「地球上で最も繁栄する生き物」また「多様性のチャンピオン」といわれる昆虫。なぜここまで多くの種類にまで繁栄できたのでしょうか。
この説明をするため、これまで多くの学説が挙げられてきましたが、これという決定的なシナリオは定まっていないようです。
ただ、種類が多いということは、それだけ多くの交尾スタイルが進化したことにも繋がります。
例えばトンボの交尾スタイルを見てみましょう。
トンボのオスの生殖口、つまり精子を出すところは、腹の末端にあります。
ただ、ここから直接メスに精子を渡すわけではありません。
オスは腹の一番頭よりの部位(基部)に、副性器という別の生殖器をもっています。
ここに生殖口から精子を移しておきます。
実際にメスとの交尾の際には、メスが腹部を折り曲げ、メス自身の生殖口をオスの副性器にくっつけます。
その後、精子の受け渡しがされて、交尾が成立します。
なお、オスとメスとが交尾の際に作る、この時のシルエットがハート形を形作り、なにか人間の男女に見られる恋愛関係も感じられるかもしれません。
そうは言っても、実はこの姿勢、オスが把握器という部位によってメスの首根っこをひっつかまえていることになり、これも人間から見れば、かなりハードな交尾スタイルと言えます。
しかも交尾の時間は長いと6時間にも及ぶことがありますので、かなりメス(女性)に無理を強いていることになります。

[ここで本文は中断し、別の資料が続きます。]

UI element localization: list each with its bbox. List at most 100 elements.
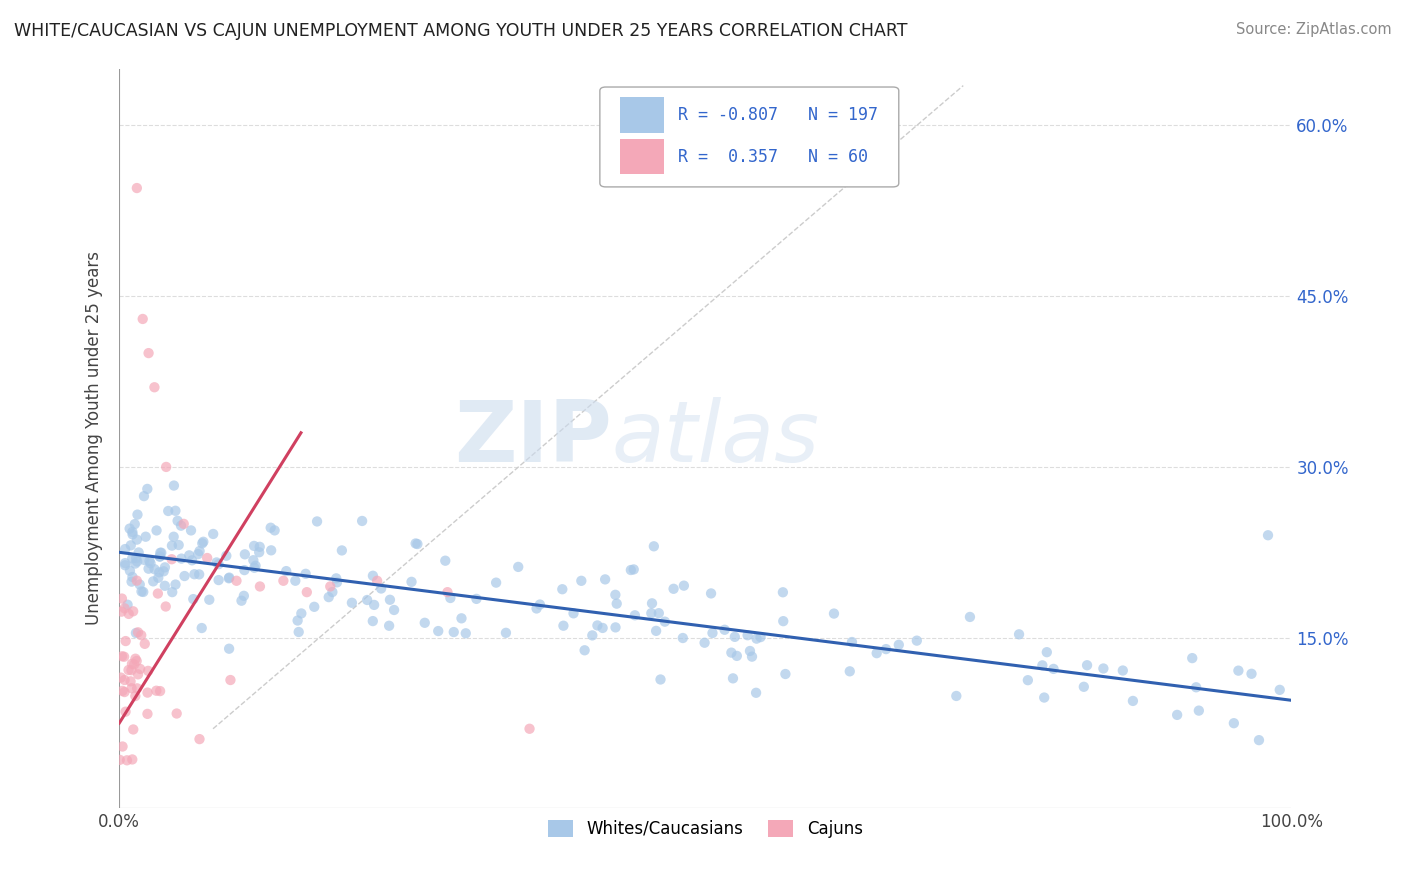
Point xyxy=(121,574,143,589)
Point xyxy=(243,560,266,574)
Point xyxy=(114,558,136,573)
Point xyxy=(823,607,845,621)
Point xyxy=(183,567,205,582)
Point xyxy=(181,592,204,607)
Text: atlas: atlas xyxy=(612,397,820,480)
Point xyxy=(287,614,309,628)
Point xyxy=(121,663,143,677)
Point xyxy=(1188,704,1211,718)
Point xyxy=(152,564,174,578)
Point xyxy=(121,570,143,584)
Point xyxy=(132,489,155,503)
Point xyxy=(304,599,326,614)
Point xyxy=(198,592,221,607)
Point xyxy=(114,705,136,719)
Point xyxy=(170,518,193,533)
Point xyxy=(131,584,153,599)
Point xyxy=(129,628,152,642)
Point xyxy=(157,504,180,518)
Point xyxy=(450,611,472,625)
Point xyxy=(745,686,768,700)
FancyBboxPatch shape xyxy=(600,87,898,187)
Point xyxy=(307,515,329,529)
Point xyxy=(124,689,146,703)
Point xyxy=(125,181,148,195)
Point xyxy=(581,628,603,642)
Point xyxy=(231,593,253,607)
Point xyxy=(127,508,149,522)
Point xyxy=(112,649,135,664)
Point xyxy=(249,540,271,554)
Point xyxy=(273,574,295,588)
Point xyxy=(1033,690,1056,705)
Point xyxy=(284,574,307,588)
Point xyxy=(605,620,627,634)
Point xyxy=(111,649,134,664)
Text: R = -0.807   N = 197: R = -0.807 N = 197 xyxy=(679,106,879,124)
Point xyxy=(110,605,132,619)
Point xyxy=(321,585,343,599)
Point xyxy=(146,586,169,600)
Point xyxy=(1008,627,1031,641)
Point xyxy=(110,671,132,685)
Point xyxy=(326,575,349,590)
Point xyxy=(118,564,141,578)
Point xyxy=(724,630,747,644)
Point xyxy=(1092,661,1115,675)
Point xyxy=(215,549,238,563)
Point xyxy=(526,601,548,615)
Point xyxy=(1257,528,1279,542)
Point xyxy=(1076,658,1098,673)
Point xyxy=(1122,694,1144,708)
Point xyxy=(134,637,156,651)
Point xyxy=(121,527,143,541)
Point xyxy=(128,545,150,559)
Point xyxy=(121,524,143,539)
Point xyxy=(148,566,170,580)
Point xyxy=(155,599,177,614)
Point xyxy=(136,482,159,496)
Point xyxy=(163,478,186,492)
Point xyxy=(439,591,461,605)
Point xyxy=(167,538,190,552)
Point xyxy=(260,543,283,558)
Point xyxy=(356,593,378,607)
Point xyxy=(290,607,312,621)
Point xyxy=(465,591,488,606)
Point xyxy=(553,618,575,632)
Point xyxy=(166,514,188,528)
Point xyxy=(672,631,695,645)
Point xyxy=(294,566,316,581)
Bar xyxy=(620,97,665,133)
Point xyxy=(173,569,195,583)
Point xyxy=(1268,682,1291,697)
Point xyxy=(1247,733,1270,747)
Point xyxy=(218,571,240,585)
Point xyxy=(401,574,423,589)
Point xyxy=(841,635,863,649)
Point xyxy=(173,516,195,531)
Point xyxy=(295,585,318,599)
Point xyxy=(263,524,285,538)
Point xyxy=(118,522,141,536)
Point xyxy=(129,662,152,676)
Point xyxy=(620,563,643,577)
Point xyxy=(1185,680,1208,694)
Point xyxy=(219,673,242,687)
Point xyxy=(121,752,143,766)
Point xyxy=(662,582,685,596)
Point xyxy=(125,654,148,668)
Point xyxy=(114,542,136,557)
Point xyxy=(592,621,614,635)
Bar xyxy=(620,139,665,174)
Point xyxy=(1017,673,1039,688)
Point xyxy=(352,514,374,528)
Point xyxy=(136,685,159,699)
Point xyxy=(122,657,145,672)
Point xyxy=(125,533,148,547)
Point xyxy=(127,667,149,681)
Point xyxy=(163,530,186,544)
Point xyxy=(672,579,695,593)
Point xyxy=(162,585,184,599)
Point xyxy=(165,577,187,591)
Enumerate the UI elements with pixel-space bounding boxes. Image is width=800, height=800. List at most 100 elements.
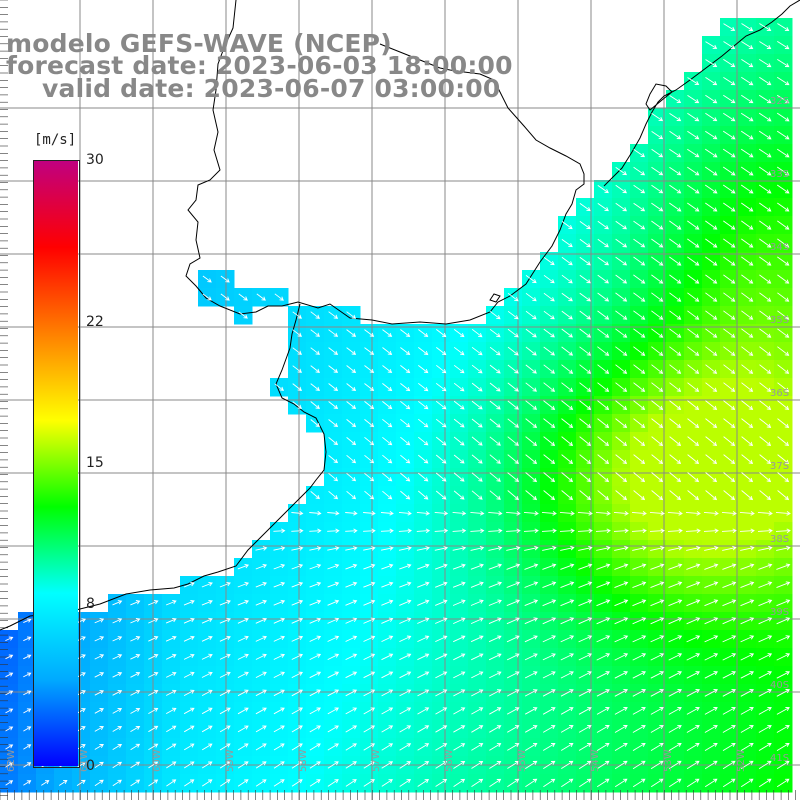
wind-arrow — [507, 436, 519, 446]
colorbar — [33, 160, 80, 768]
wind-arrow — [23, 762, 32, 768]
wind-arrow — [722, 724, 736, 733]
wind-arrow — [471, 689, 484, 697]
wind-arrow — [363, 635, 376, 642]
wind-arrow — [686, 653, 701, 661]
wind-arrow — [560, 725, 574, 733]
wind-arrow — [614, 689, 628, 697]
wind-arrow — [615, 454, 628, 464]
wind-arrow — [651, 418, 664, 428]
wind-arrow — [417, 761, 430, 769]
wind-arrow — [435, 653, 448, 661]
wind-arrow — [687, 256, 700, 266]
wind-arrow — [633, 184, 646, 194]
wind-arrow — [525, 436, 538, 446]
wind-arrow — [703, 528, 719, 534]
wind-arrow — [416, 546, 430, 551]
wind-arrow — [687, 274, 700, 284]
wind-arrow — [777, 490, 790, 501]
wind-arrow — [327, 563, 340, 570]
wind-arrow — [418, 400, 429, 410]
wind-arrow — [489, 778, 502, 787]
wind-arrow — [309, 635, 322, 642]
wind-arrow — [633, 256, 646, 266]
wind-arrow — [219, 671, 231, 678]
wind-arrow — [615, 382, 628, 392]
wind-arrow — [291, 779, 303, 787]
wind-arrow — [488, 545, 503, 551]
wind-arrow — [613, 511, 629, 516]
wind-arrow — [346, 490, 357, 500]
wind-arrow — [399, 761, 412, 769]
wind-arrow — [418, 436, 429, 446]
wind-arrow — [776, 166, 790, 176]
wind-arrow — [435, 472, 447, 482]
wind-arrow — [381, 563, 394, 570]
wind-arrow — [741, 274, 754, 284]
wind-arrow — [687, 346, 700, 356]
wind-arrow — [470, 635, 484, 643]
wind-arrow — [470, 617, 484, 625]
wind-arrow — [615, 436, 628, 446]
wind-arrow — [309, 653, 322, 661]
wind-arrow — [112, 761, 123, 769]
wind-arrow — [759, 490, 772, 501]
wind-arrow — [345, 617, 358, 624]
wind-arrow — [543, 292, 555, 302]
wind-arrow — [130, 707, 141, 714]
wind-arrow — [165, 617, 177, 624]
wind-arrow — [687, 436, 700, 446]
wind-arrow — [237, 653, 249, 660]
wind-arrow — [614, 617, 629, 625]
wind-arrow — [327, 743, 339, 751]
wind-arrow — [507, 382, 519, 392]
wind-arrow — [668, 760, 682, 770]
wind-arrow — [740, 671, 754, 679]
wind-arrow — [274, 383, 285, 391]
wind-arrow — [418, 418, 429, 428]
wind-arrow — [687, 166, 700, 176]
wind-arrow — [758, 760, 772, 770]
wind-arrow — [255, 563, 268, 570]
wind-arrow — [650, 778, 664, 788]
wind-arrow — [579, 472, 592, 483]
wind-arrow — [524, 617, 539, 625]
wind-arrow — [651, 148, 664, 158]
wind-arrow — [292, 365, 302, 373]
wind-arrow — [560, 617, 575, 625]
wind-arrow — [417, 725, 430, 733]
wind-arrow — [400, 365, 411, 374]
wind-arrow — [381, 635, 394, 643]
wind-arrow — [776, 742, 790, 751]
wind-arrow — [633, 364, 646, 374]
wind-arrow — [346, 437, 357, 446]
wind-arrow — [183, 761, 195, 769]
wind-arrow — [543, 310, 555, 320]
wind-arrow — [274, 293, 284, 301]
wind-arrow — [776, 76, 790, 86]
latitude-label: 33S — [770, 169, 789, 180]
latitude-labels: 32S 33S 34S 35S 36S 37S 38S 39S 40S 41S — [770, 96, 789, 764]
wind-arrow — [686, 778, 700, 788]
wind-arrow — [777, 382, 790, 392]
wind-arrow — [704, 778, 718, 788]
wind-arrow — [310, 365, 320, 373]
wind-arrow — [740, 778, 754, 788]
wind-arrow — [238, 293, 248, 301]
wind-arrow — [489, 310, 501, 320]
wind-arrow — [417, 563, 430, 570]
wind-arrow — [328, 347, 339, 355]
wind-arrow — [345, 761, 357, 769]
wind-arrow — [759, 454, 772, 464]
wind-arrow — [705, 418, 718, 428]
wind-arrow — [723, 220, 736, 230]
wind-arrow — [345, 510, 358, 516]
wind-arrow — [471, 761, 484, 769]
wind-arrow — [758, 724, 772, 733]
wind-arrow — [524, 671, 538, 679]
wind-arrow — [525, 472, 538, 483]
wind-arrow — [436, 329, 447, 338]
wind-arrow — [705, 220, 718, 230]
wind-arrow — [704, 617, 719, 625]
latitude-label: 37S — [770, 461, 789, 472]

トンボのように変わった交尾スタイルもいますが、古い祖先的な昆虫ではメスが上にのるスタイルが多く、その後さまざまな交尾スタイルに進化していったようです。
ただ、上にメスがのるスタイルですと、メスが自由に動いてしまい、なかなか交尾が成立しないことが多くあります。
そのような交尾スタイルをとる昆虫、ゴキブリでは、オスの背からメスが好む分泌物を出すものもいます。
メスが分泌物を食べている間に、生殖器を結合させて交尾を成立させます。
一度結合するとメスが動こうが関係なくお互いにそっぽを向きながら、交尾は完了します。